We thank the reviewer for his/her comments and suggestions. The lower signal/noise of the NECA/mini-G spectrum in Figure S4 relative to the other conditions is simply a result of a more dilute receptor sample. The concentration of F7-chol relative to lipids remains the same (2%). We’ve also altered the discussion slightly to account for the possibility that the small chemical shift perturbations with ligands and mini-G may be a result of weak cholesterol interactions at multiple binding sites.

Reviewer #2 (Recommendations for the authors):Page 16 states that the pressure NMR avoid potential complications with specific lipid-receptor interactions. That's possibly true, but the high pressure, exerted onto a disc, introduces a set of other complications.

The pressures used, which were comparable if not less than those used in for example (Lerch et al., PNAS 2020) were necessary to reach equilibrium shifts between active and inactive, while encompassing similar changes in hydrophobic thickness. As discussed above, the ¹⁹F NMR spectra are completely consistent with a fully functional receptor.

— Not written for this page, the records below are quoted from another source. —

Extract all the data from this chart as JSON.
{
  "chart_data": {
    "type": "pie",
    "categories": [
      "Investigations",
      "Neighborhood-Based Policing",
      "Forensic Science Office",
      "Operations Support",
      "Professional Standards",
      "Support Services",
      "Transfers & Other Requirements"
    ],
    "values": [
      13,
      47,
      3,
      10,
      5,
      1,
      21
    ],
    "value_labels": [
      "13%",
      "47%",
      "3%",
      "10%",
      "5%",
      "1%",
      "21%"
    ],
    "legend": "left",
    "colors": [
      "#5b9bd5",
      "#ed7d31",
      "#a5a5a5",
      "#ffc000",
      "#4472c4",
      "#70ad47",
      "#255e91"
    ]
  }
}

In Materials and methods, first section (expression), the reference to "Franz Hagn, Manuel Etzkorn, 2013) does not seem to be correct.

We thank the reviewer for spotting this and have fixed the reference.

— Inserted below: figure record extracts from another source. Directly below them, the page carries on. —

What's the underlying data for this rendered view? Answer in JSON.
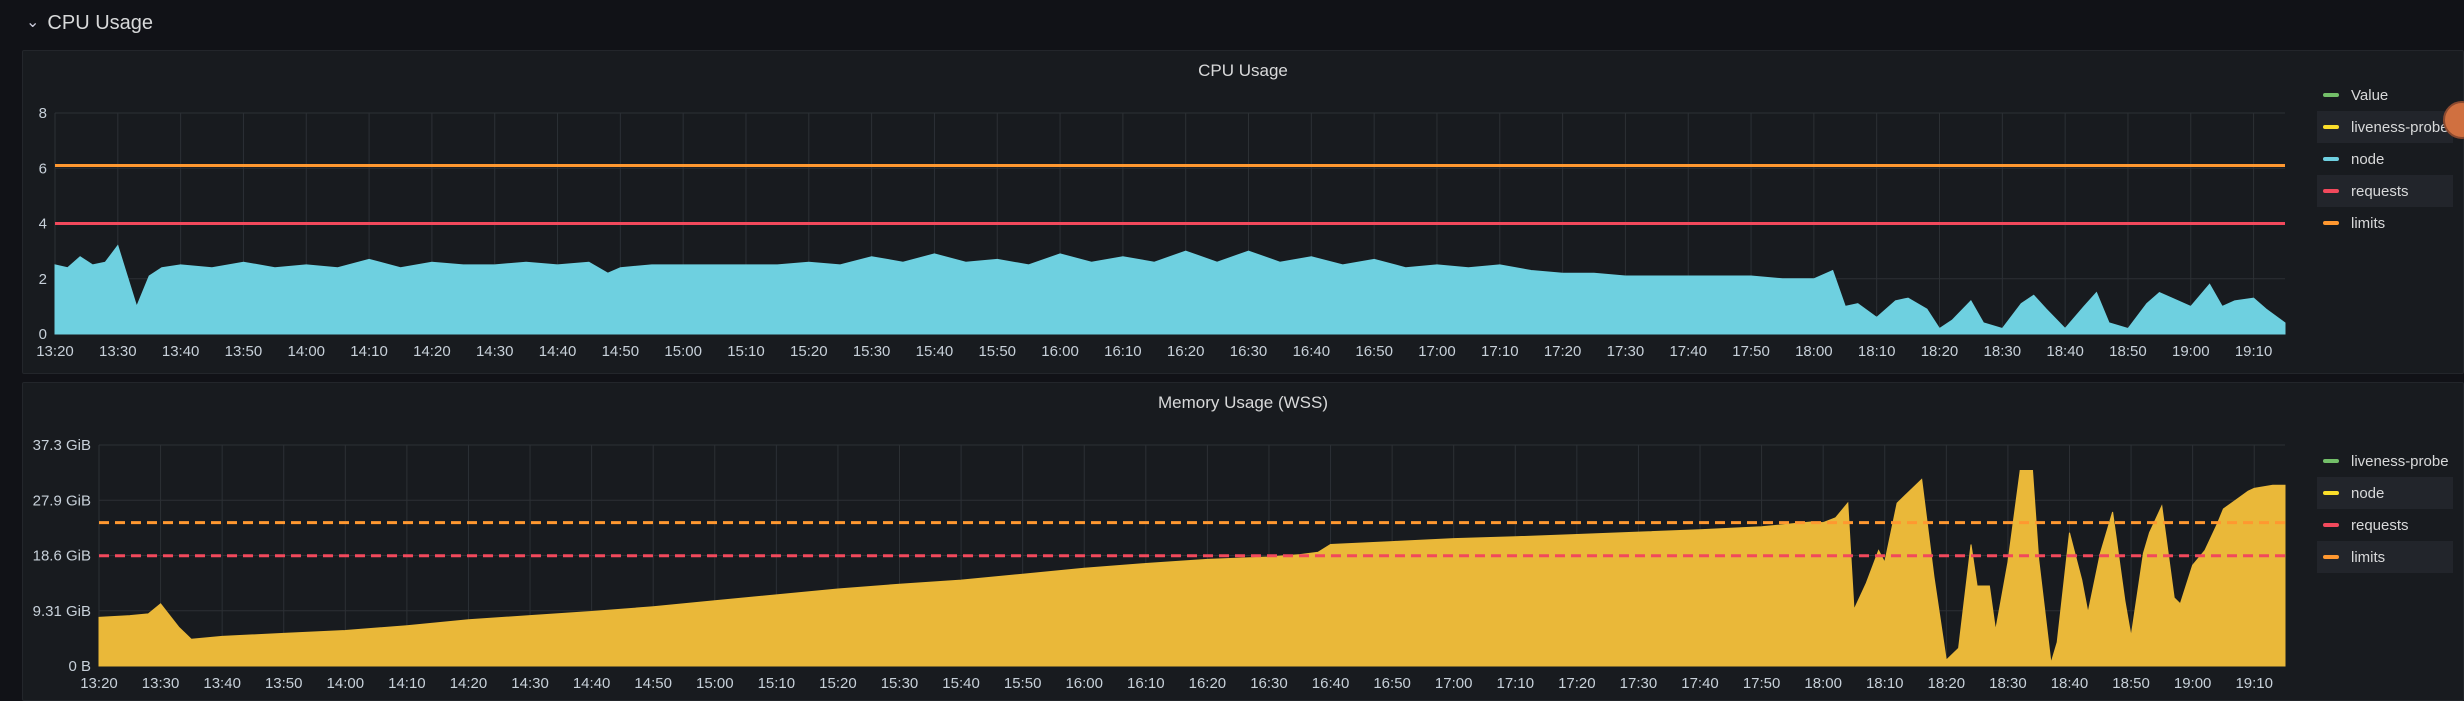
{
  "row": {
    "title": "CPU Usage"
  },
  "cpu_panel": {
    "title": "CPU Usage",
    "legend": [
      {
        "label": "Value",
        "color": "#73bf69"
      },
      {
        "label": "liveness-probe",
        "color": "#fade2a"
      },
      {
        "label": "node",
        "color": "#6ed0e0"
      },
      {
        "label": "requests",
        "color": "#f2495c"
      },
      {
        "label": "limits",
        "color": "#ff9830"
      }
    ]
  },
  "memory_panel": {
    "title": "Memory Usage (WSS)",
    "legend": [
      {
        "label": "liveness-probe",
        "color": "#73bf69"
      },
      {
        "label": "node",
        "color": "#fade2a"
      },
      {
        "label": "requests",
        "color": "#f2495c"
      },
      {
        "label": "limits",
        "color": "#ff9830"
      }
    ]
  },
  "chart_data": [
    {
      "type": "area",
      "title": "CPU Usage",
      "x_ticks": [
        "13:20",
        "13:30",
        "13:40",
        "13:50",
        "14:00",
        "14:10",
        "14:20",
        "14:30",
        "14:40",
        "14:50",
        "15:00",
        "15:10",
        "15:20",
        "15:30",
        "15:40",
        "15:50",
        "16:00",
        "16:10",
        "16:20",
        "16:30",
        "16:40",
        "16:50",
        "17:00",
        "17:10",
        "17:20",
        "17:30",
        "17:40",
        "17:50",
        "18:00",
        "18:10",
        "18:20",
        "18:30",
        "18:40",
        "18:50",
        "19:00",
        "19:10"
      ],
      "y_ticks": [
        "0",
        "2",
        "4",
        "6",
        "8"
      ],
      "ylim": [
        0,
        8
      ],
      "xlim": [
        "13:20",
        "19:15"
      ],
      "series": [
        {
          "name": "node",
          "color": "#6ed0e0",
          "fill": true,
          "x": [
            "13:20",
            "13:22",
            "13:24",
            "13:26",
            "13:28",
            "13:30",
            "13:33",
            "13:35",
            "13:37",
            "13:40",
            "13:45",
            "13:50",
            "13:55",
            "14:00",
            "14:05",
            "14:10",
            "14:15",
            "14:20",
            "14:25",
            "14:30",
            "14:35",
            "14:40",
            "14:45",
            "14:48",
            "14:50",
            "14:55",
            "15:00",
            "15:05",
            "15:10",
            "15:15",
            "15:20",
            "15:25",
            "15:30",
            "15:35",
            "15:40",
            "15:45",
            "15:50",
            "15:55",
            "16:00",
            "16:05",
            "16:10",
            "16:15",
            "16:20",
            "16:25",
            "16:30",
            "16:35",
            "16:40",
            "16:45",
            "16:50",
            "16:55",
            "17:00",
            "17:05",
            "17:10",
            "17:15",
            "17:20",
            "17:25",
            "17:30",
            "17:35",
            "17:40",
            "17:45",
            "17:50",
            "17:55",
            "18:00",
            "18:03",
            "18:05",
            "18:07",
            "18:10",
            "18:13",
            "18:15",
            "18:18",
            "18:20",
            "18:22",
            "18:25",
            "18:27",
            "18:30",
            "18:33",
            "18:35",
            "18:37",
            "18:40",
            "18:43",
            "18:45",
            "18:47",
            "18:50",
            "18:53",
            "18:55",
            "18:57",
            "19:00",
            "19:03",
            "19:05",
            "19:07",
            "19:10",
            "19:12",
            "19:15"
          ],
          "y": [
            2.5,
            2.4,
            2.8,
            2.5,
            2.6,
            3.2,
            1.0,
            2.1,
            2.4,
            2.5,
            2.4,
            2.6,
            2.4,
            2.5,
            2.4,
            2.7,
            2.4,
            2.6,
            2.5,
            2.5,
            2.6,
            2.5,
            2.6,
            2.2,
            2.4,
            2.5,
            2.5,
            2.5,
            2.5,
            2.5,
            2.6,
            2.5,
            2.8,
            2.6,
            2.9,
            2.6,
            2.7,
            2.5,
            2.9,
            2.6,
            2.8,
            2.6,
            3.0,
            2.6,
            3.0,
            2.6,
            2.8,
            2.5,
            2.7,
            2.4,
            2.5,
            2.4,
            2.5,
            2.3,
            2.2,
            2.2,
            2.1,
            2.1,
            2.1,
            2.1,
            2.1,
            2.0,
            2.0,
            2.3,
            1.0,
            1.1,
            0.6,
            1.2,
            1.3,
            0.9,
            0.2,
            0.5,
            1.2,
            0.4,
            0.2,
            1.1,
            1.4,
            0.9,
            0.2,
            1.0,
            1.5,
            0.4,
            0.2,
            1.1,
            1.5,
            1.3,
            1.0,
            1.8,
            1.0,
            1.2,
            1.3,
            0.9,
            0.4
          ]
        },
        {
          "name": "requests",
          "color": "#f2495c",
          "x": [
            "13:20",
            "19:15"
          ],
          "y": [
            4,
            4
          ]
        },
        {
          "name": "limits",
          "color": "#ff9830",
          "x": [
            "13:20",
            "19:15"
          ],
          "y": [
            6.1,
            6.1
          ]
        }
      ]
    },
    {
      "type": "area",
      "title": "Memory Usage (WSS)",
      "x_ticks": [
        "13:20",
        "13:30",
        "13:40",
        "13:50",
        "14:00",
        "14:10",
        "14:20",
        "14:30",
        "14:40",
        "14:50",
        "15:00",
        "15:10",
        "15:20",
        "15:30",
        "15:40",
        "15:50",
        "16:00",
        "16:10",
        "16:20",
        "16:30",
        "16:40",
        "16:50",
        "17:00",
        "17:10",
        "17:20",
        "17:30",
        "17:40",
        "17:50",
        "18:00",
        "18:10",
        "18:20",
        "18:30",
        "18:40",
        "18:50",
        "19:00",
        "19:10"
      ],
      "y_ticks": [
        "0 B",
        "9.31 GiB",
        "18.6 GiB",
        "27.9 GiB",
        "37.3 GiB"
      ],
      "ylim": [
        0,
        37.3
      ],
      "xlim": [
        "13:20",
        "19:15"
      ],
      "series": [
        {
          "name": "node",
          "color": "#eab839",
          "fill": true,
          "x": [
            "13:20",
            "13:25",
            "13:28",
            "13:30",
            "13:33",
            "13:35",
            "13:40",
            "13:50",
            "14:00",
            "14:10",
            "14:20",
            "14:30",
            "14:40",
            "14:50",
            "15:00",
            "15:10",
            "15:20",
            "15:30",
            "15:40",
            "15:50",
            "16:00",
            "16:10",
            "16:20",
            "16:30",
            "16:35",
            "16:38",
            "16:40",
            "16:50",
            "17:00",
            "17:10",
            "17:20",
            "17:30",
            "17:40",
            "17:50",
            "17:55",
            "17:58",
            "18:00",
            "18:02",
            "18:04",
            "18:05",
            "18:07",
            "18:09",
            "18:10",
            "18:12",
            "18:14",
            "18:16",
            "18:18",
            "18:20",
            "18:22",
            "18:24",
            "18:25",
            "18:27",
            "18:28",
            "18:30",
            "18:32",
            "18:34",
            "18:35",
            "18:37",
            "18:38",
            "18:40",
            "18:42",
            "18:43",
            "18:45",
            "18:47",
            "18:49",
            "18:50",
            "18:52",
            "18:53",
            "18:55",
            "18:57",
            "18:58",
            "19:00",
            "19:02",
            "19:04",
            "19:05",
            "19:07",
            "19:09",
            "19:10",
            "19:13",
            "19:15"
          ],
          "y": [
            8.2,
            8.5,
            8.8,
            10.5,
            6.5,
            4.5,
            5.0,
            5.5,
            6.0,
            6.8,
            7.8,
            8.5,
            9.2,
            10.0,
            11.0,
            12.0,
            13.0,
            13.8,
            14.5,
            15.5,
            16.5,
            17.3,
            18.0,
            18.4,
            18.8,
            19.2,
            20.5,
            21.0,
            21.5,
            21.8,
            22.2,
            22.6,
            23.0,
            23.5,
            24.0,
            24.3,
            24.2,
            25.0,
            27.5,
            9.5,
            14.0,
            19.5,
            17.5,
            27.5,
            29.5,
            31.5,
            15.0,
            1.0,
            3.0,
            20.5,
            13.5,
            13.5,
            6.0,
            17.5,
            33.0,
            33.0,
            18.0,
            0.5,
            4.0,
            22.5,
            14.5,
            9.0,
            19.0,
            26.0,
            11.0,
            5.0,
            19.0,
            22.5,
            27.0,
            11.5,
            10.5,
            17.0,
            19.5,
            24.0,
            26.5,
            28.0,
            29.5,
            30.0,
            30.5,
            30.5
          ]
        },
        {
          "name": "requests",
          "color": "#f2495c",
          "dashed": true,
          "x": [
            "13:20",
            "19:15"
          ],
          "y": [
            18.6,
            18.6
          ]
        },
        {
          "name": "limits",
          "color": "#ff9830",
          "dashed": true,
          "x": [
            "13:20",
            "19:15"
          ],
          "y": [
            24.2,
            24.2
          ]
        }
      ]
    }
  ]
}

Methods: The NMR samples contained trifluoroacetate, a compound often used to perturb protein structure. This should be commented. Moreover, the sentence on page 26 (bottom line) says that the samples contained TFA or fluroacetate. Which one was in which sample? Why these two, why not always the same?

We thank the reviewer for the suggestion and have now clarified this in the methods. TFA was used as a ¹⁹F chemical shift reference (-75.6 ppm) in small concentration (20 µM) in samples where we have done receptor NMR. It is ~15 ppm away from the BTFMA signal which is convenient as a reference and for setting the spectral width. We used fluoroacetate (-217 ppm) as a reference for ¹⁹F-chol NMR because the chemical shift of the CF₃ groups in F7-chol (-76 to -78 ppm) is close to that of the TFA and given the broadness of the peaks we avoided using TFA in case of spectral overlap.

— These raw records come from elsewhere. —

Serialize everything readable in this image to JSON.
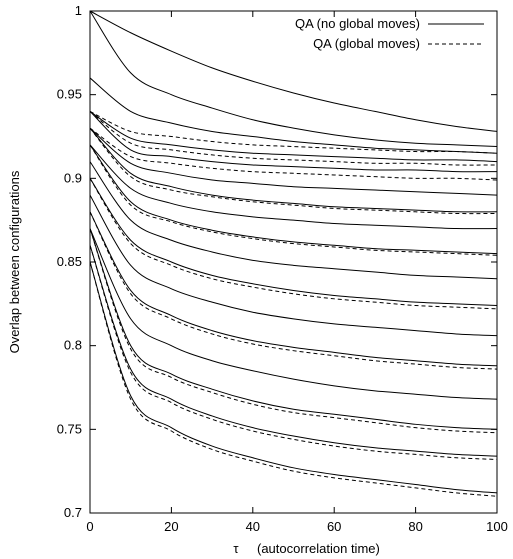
{
  "chart_data": {
    "type": "line",
    "title": "",
    "xlabel_symbol": "τ",
    "xlabel": "(autocorrelation time)",
    "ylabel": "Overlap between configurations",
    "xlim": [
      0,
      100
    ],
    "ylim": [
      0.7,
      1.0
    ],
    "x_ticks": [
      "0",
      "20",
      "40",
      "60",
      "80",
      "100"
    ],
    "y_ticks": [
      "0.7",
      "0.75",
      "0.8",
      "0.85",
      "0.9",
      "0.95",
      "1"
    ],
    "legend_position": "top-right",
    "series_styles": [
      {
        "name": "QA (no global moves)",
        "dash": "solid"
      },
      {
        "name": "QA (global moves)",
        "dash": "dashed"
      }
    ],
    "x": [
      0,
      10,
      20,
      30,
      40,
      50,
      60,
      70,
      80,
      90,
      100
    ],
    "series": [
      {
        "style": 0,
        "values": [
          1.0,
          0.987,
          0.976,
          0.966,
          0.958,
          0.951,
          0.945,
          0.94,
          0.935,
          0.931,
          0.928
        ]
      },
      {
        "style": 0,
        "values": [
          1.0,
          0.963,
          0.95,
          0.942,
          0.935,
          0.93,
          0.926,
          0.923,
          0.921,
          0.92,
          0.919
        ]
      },
      {
        "style": 0,
        "values": [
          0.96,
          0.94,
          0.933,
          0.928,
          0.925,
          0.922,
          0.92,
          0.918,
          0.917,
          0.916,
          0.915
        ]
      },
      {
        "style": 1,
        "values": [
          0.94,
          0.928,
          0.925,
          0.922,
          0.92,
          0.919,
          0.918,
          0.917,
          0.916,
          0.916,
          0.915
        ]
      },
      {
        "style": 0,
        "values": [
          0.94,
          0.924,
          0.92,
          0.917,
          0.915,
          0.914,
          0.913,
          0.912,
          0.911,
          0.911,
          0.91
        ]
      },
      {
        "style": 1,
        "values": [
          0.94,
          0.921,
          0.917,
          0.914,
          0.912,
          0.911,
          0.91,
          0.909,
          0.909,
          0.908,
          0.908
        ]
      },
      {
        "style": 0,
        "values": [
          0.94,
          0.917,
          0.913,
          0.91,
          0.908,
          0.907,
          0.906,
          0.905,
          0.905,
          0.904,
          0.904
        ]
      },
      {
        "style": 1,
        "values": [
          0.93,
          0.913,
          0.909,
          0.906,
          0.904,
          0.903,
          0.902,
          0.901,
          0.9,
          0.9,
          0.899
        ]
      },
      {
        "style": 0,
        "values": [
          0.93,
          0.909,
          0.903,
          0.899,
          0.897,
          0.895,
          0.894,
          0.893,
          0.892,
          0.891,
          0.89
        ]
      },
      {
        "style": 0,
        "values": [
          0.93,
          0.903,
          0.895,
          0.89,
          0.887,
          0.885,
          0.883,
          0.882,
          0.881,
          0.88,
          0.88
        ]
      },
      {
        "style": 1,
        "values": [
          0.93,
          0.901,
          0.893,
          0.889,
          0.886,
          0.884,
          0.882,
          0.881,
          0.88,
          0.879,
          0.879
        ]
      },
      {
        "style": 0,
        "values": [
          0.92,
          0.894,
          0.885,
          0.88,
          0.877,
          0.875,
          0.873,
          0.872,
          0.871,
          0.87,
          0.87
        ]
      },
      {
        "style": 0,
        "values": [
          0.92,
          0.886,
          0.875,
          0.869,
          0.865,
          0.862,
          0.86,
          0.858,
          0.857,
          0.856,
          0.855
        ]
      },
      {
        "style": 1,
        "values": [
          0.92,
          0.884,
          0.874,
          0.868,
          0.864,
          0.861,
          0.859,
          0.857,
          0.856,
          0.855,
          0.854
        ]
      },
      {
        "style": 0,
        "values": [
          0.91,
          0.875,
          0.863,
          0.856,
          0.851,
          0.848,
          0.846,
          0.844,
          0.842,
          0.841,
          0.84
        ]
      },
      {
        "style": 0,
        "values": [
          0.9,
          0.863,
          0.85,
          0.842,
          0.837,
          0.833,
          0.83,
          0.828,
          0.826,
          0.825,
          0.824
        ]
      },
      {
        "style": 1,
        "values": [
          0.9,
          0.861,
          0.848,
          0.84,
          0.835,
          0.831,
          0.828,
          0.826,
          0.824,
          0.823,
          0.822
        ]
      },
      {
        "style": 0,
        "values": [
          0.89,
          0.848,
          0.834,
          0.826,
          0.82,
          0.816,
          0.813,
          0.811,
          0.809,
          0.807,
          0.806
        ]
      },
      {
        "style": 0,
        "values": [
          0.88,
          0.833,
          0.818,
          0.809,
          0.803,
          0.799,
          0.796,
          0.793,
          0.791,
          0.789,
          0.788
        ]
      },
      {
        "style": 1,
        "values": [
          0.88,
          0.831,
          0.816,
          0.807,
          0.801,
          0.797,
          0.794,
          0.791,
          0.789,
          0.787,
          0.786
        ]
      },
      {
        "style": 0,
        "values": [
          0.87,
          0.816,
          0.8,
          0.791,
          0.785,
          0.78,
          0.776,
          0.773,
          0.771,
          0.769,
          0.768
        ]
      },
      {
        "style": 0,
        "values": [
          0.87,
          0.8,
          0.783,
          0.774,
          0.767,
          0.762,
          0.759,
          0.756,
          0.753,
          0.751,
          0.75
        ]
      },
      {
        "style": 1,
        "values": [
          0.87,
          0.798,
          0.781,
          0.772,
          0.765,
          0.76,
          0.757,
          0.754,
          0.751,
          0.749,
          0.748
        ]
      },
      {
        "style": 0,
        "values": [
          0.86,
          0.786,
          0.768,
          0.758,
          0.751,
          0.746,
          0.742,
          0.739,
          0.737,
          0.735,
          0.734
        ]
      },
      {
        "style": 1,
        "values": [
          0.86,
          0.784,
          0.766,
          0.756,
          0.749,
          0.744,
          0.74,
          0.737,
          0.735,
          0.733,
          0.732
        ]
      },
      {
        "style": 0,
        "values": [
          0.85,
          0.77,
          0.751,
          0.74,
          0.733,
          0.727,
          0.723,
          0.72,
          0.717,
          0.714,
          0.712
        ]
      },
      {
        "style": 1,
        "values": [
          0.85,
          0.768,
          0.749,
          0.738,
          0.731,
          0.725,
          0.721,
          0.718,
          0.715,
          0.712,
          0.71
        ]
      }
    ]
  }
}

Reviewer #3 (Recommendations for the authors):

My only concerns are with the ¹⁹F NMR titration data of Figure 6, wherein the NMR spectra from fluorinated cholesterol analogs are shown as a function of both analog concentration and the presence or absence of the receptor. First, for the data shown, the concentration of the receptor (when present) should be given in the figure caption and in mol% units (same units as for the cholesterol analogs). This data would be much more convincing if full titrations of ligand (i.e., cholesterol analogs) by the receptor had been carried out. If possible, such titration data should be collected and presented and analyzed using standard models for ligand binding to a receptor. The authors seem to be making the claim that because ligand binding appears to be in the rapid exchange NMR regime that the binding is therefore non-specific. However, lots of proteins bind ligands specifically and yet with only modest affinity and on/off rates rapid enough to fulfill "fast exchange NMR regime" conditions. I also note that some of the data of panel B is odd and difficult to explain, such as the differences between the receptor-free 6 mol% and 9 mol% spectra. I wonder of the orientation of a part of the cholesterol analog could be flipped, placing the -OH group in the membrane interior and the fluorinated tail at the membrane-water interface?

This is an issue that came up with all reviewers. We’ve tried to clarify that there is no evidence for a tightly bound cholesterol species in slow exchange. The reason this is somewhat relevant is that the cooperative activation events that take place across an allosteric network are associated with millisecond timescale motions. So if cholesterol was exchanging on a faster timescale, it is harder to imagine how it would play a prominent role. It is conceivable that the bulky (CF₃)₂CF group may adopt interesting orientations within the lipid bilayer. But given its hydrophobicity we think that it is unlikely for the F7-chol to be flipped.